As if sensing a potential trap, Mr Rebello paused to watch the kite twist and jerk in the air. Eventually, he said: ‘A job requiring bravery – and intimidating skill. Possibly a job yet to be invented.’

‘Invent one for me now.’

‘I’m in need of a kite-tamer. This beast is quite determined to escape me, or lift me off my feet.’

‘What would be the payment?’

‘A cinema ticket – as my guest – this Saturday night—’ The kite jerked again.

‘If we go to Redruth we can see Stolen Kisses.’

‘Ah, now we’re negotiating.’ He laughed.

With a jolt, the wind snatched the spool from his grip. Barbara leapt into the air to catch the escaping kite.

‘See,’ Mr Rebello said. ‘I knew you’d be perfect.’

‘What’s your name? Your first name, I mean?’ Barbara asked.

‘Antonio,’ he said.

‘Antonio,’ she repeated, and the kite string pulled on her fist, as if she were growing lighter every minute. The lightest she could remember in a long time.





11


JULY 2017



Ruby


The day after Ginger’s visit, one of Ruby’s clients’ cancelled at short notice, giving Ruby the chance to catch up on email correspondence. She did so in the white-walled therapy room, enjoying the tranquillity of her surroundings. Granny Bee had sent an email. She always wrote her messages with the same care and attention she would give to a letter.

Dear Ruby,

The weather in St Ives has taken a turn for the worse. Mrs Cusack next door lost some slates from her roof. One of them landed in my fish pond. I’m only thankful it didn’t hit Breno.

Since you left I have not been sitting on my hands. I moved my old lab equipment down from the loft and the pieces are in good working order. And I’ve been conducting a literature review, to get myself back up to speed. All the Conclave’s scientists have access to future results, so they spend most of their time trying to understand how you reach a given conclusion, rather than making novel discoveries. But there are some curious gaps in their research topics. I think I’ve spotted a way to reuse spent fuel, which could make immense financial savings for the Conclave. It’s strange to me that they’re not using it already.

The Conclave are canny about money ordinarily. You do know they used my doctoral research for commercial ventures? My word, they have their fingers in a lot of pies. They made a pretty penny from my early experiments, which I could take some pride in if I wasn’t so indignant. I’ll put some websites at the bottom of this page so you can see the merchandise for yourself.

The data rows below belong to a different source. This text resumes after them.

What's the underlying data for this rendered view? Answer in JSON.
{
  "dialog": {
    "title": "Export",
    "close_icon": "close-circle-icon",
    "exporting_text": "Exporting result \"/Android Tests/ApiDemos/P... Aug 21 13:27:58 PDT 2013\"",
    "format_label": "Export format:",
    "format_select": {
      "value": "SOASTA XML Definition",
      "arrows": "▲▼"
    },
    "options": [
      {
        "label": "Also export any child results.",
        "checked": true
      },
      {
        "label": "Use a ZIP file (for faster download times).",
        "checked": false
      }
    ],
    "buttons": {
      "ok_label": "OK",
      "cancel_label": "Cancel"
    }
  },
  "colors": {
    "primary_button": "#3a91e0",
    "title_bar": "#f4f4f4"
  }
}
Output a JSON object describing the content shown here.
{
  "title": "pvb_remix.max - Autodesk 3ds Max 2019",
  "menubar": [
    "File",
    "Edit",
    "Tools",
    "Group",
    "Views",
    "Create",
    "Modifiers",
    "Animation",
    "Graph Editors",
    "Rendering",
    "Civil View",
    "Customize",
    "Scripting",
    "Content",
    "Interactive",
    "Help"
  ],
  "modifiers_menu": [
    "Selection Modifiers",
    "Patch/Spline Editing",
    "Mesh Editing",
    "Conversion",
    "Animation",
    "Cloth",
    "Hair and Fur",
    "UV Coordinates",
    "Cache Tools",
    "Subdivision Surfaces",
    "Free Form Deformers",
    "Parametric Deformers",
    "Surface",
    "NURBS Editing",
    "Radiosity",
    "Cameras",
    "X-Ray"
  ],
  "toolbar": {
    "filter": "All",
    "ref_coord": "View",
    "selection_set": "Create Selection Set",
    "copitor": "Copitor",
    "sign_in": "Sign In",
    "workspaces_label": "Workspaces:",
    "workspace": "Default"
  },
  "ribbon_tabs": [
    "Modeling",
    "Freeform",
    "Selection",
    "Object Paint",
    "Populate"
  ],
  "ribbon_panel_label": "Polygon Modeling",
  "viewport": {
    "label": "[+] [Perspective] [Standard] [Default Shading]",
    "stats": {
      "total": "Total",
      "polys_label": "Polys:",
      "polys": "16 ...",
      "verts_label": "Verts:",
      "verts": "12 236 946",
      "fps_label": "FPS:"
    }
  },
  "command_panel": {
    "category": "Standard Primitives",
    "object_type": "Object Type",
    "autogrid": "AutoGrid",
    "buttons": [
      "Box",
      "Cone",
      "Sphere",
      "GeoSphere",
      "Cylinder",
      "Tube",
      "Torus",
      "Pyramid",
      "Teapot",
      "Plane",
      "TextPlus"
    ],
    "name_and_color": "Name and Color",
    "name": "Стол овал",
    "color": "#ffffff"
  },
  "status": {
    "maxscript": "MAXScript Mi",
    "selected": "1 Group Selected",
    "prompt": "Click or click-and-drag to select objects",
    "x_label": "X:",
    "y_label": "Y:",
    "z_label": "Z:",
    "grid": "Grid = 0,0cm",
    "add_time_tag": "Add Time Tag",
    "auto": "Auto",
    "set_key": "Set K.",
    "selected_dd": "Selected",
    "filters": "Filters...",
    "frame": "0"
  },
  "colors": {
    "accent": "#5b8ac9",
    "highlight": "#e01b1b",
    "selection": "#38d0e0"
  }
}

Look after yourself. I spoke to your mother and she said she’s forgotten what you look like. For God’s sake pay her a visit.

Love

Granny Bee

Ruby read through the links Bee had supplied. The Conclave certainly seemed keen to exploit any possible revenue stream. The links all related to products manufactured and sold with Conclave branding. One in particular caught Ruby’s attention. The Conclave’s most popular product – launched in 1992 – was the Conjuror’s Candybox.